The vRel oncoprotein of the avian Rev-T retrovirus is a member of the Rel/NF-kappa B family of transcription factors. The highly conserved amino-terminal Rel Homology (RH) domain in these proteins is required for DNA binding, protein-protein interactions and nuclear localization, and many mutations within this domain abolish transformation by vRel. We demonstrate here that overexpression of the vRel RH domain alone is insufficient to induce transformation of chicken spleen cells, indicating that sequences from the nonconserved carboxy terminus are necessary for the vRel transforming function.
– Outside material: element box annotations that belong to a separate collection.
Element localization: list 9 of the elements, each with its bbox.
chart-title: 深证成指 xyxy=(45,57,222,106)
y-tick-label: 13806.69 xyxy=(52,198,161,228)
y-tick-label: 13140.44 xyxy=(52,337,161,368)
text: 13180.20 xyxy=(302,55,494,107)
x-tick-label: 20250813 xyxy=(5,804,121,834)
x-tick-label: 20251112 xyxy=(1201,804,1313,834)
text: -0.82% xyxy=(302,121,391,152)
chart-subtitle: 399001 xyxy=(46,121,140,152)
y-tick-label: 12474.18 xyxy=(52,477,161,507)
Therefore, we constructed and assayed several vRel mutants with deletions of carboxy-terminal sequences. These mutant vRel proteins did not transform spleen cells with equal efficiency, even though they were functionally similar by several other criteria. Our results demonstrate that there are two regions (aa 389 to 432 and aa 437 to 503) within the carboxy-terminal half of vRel that are important for transformation: mutant vRel proteins containing the RH domain and one or both of these carboxy-terminal regions can transform at roughly wild-type levels. Analysis of Gal4 fusion proteins containing carboxy-terminal sequences from the vRel mutants indicated that there is a correlation between the ability of these mutant proteins to transform avian spleen cells and their ability to activate transcription. These observations suggest that vRel induces malignant transformation by directly altering gene expression.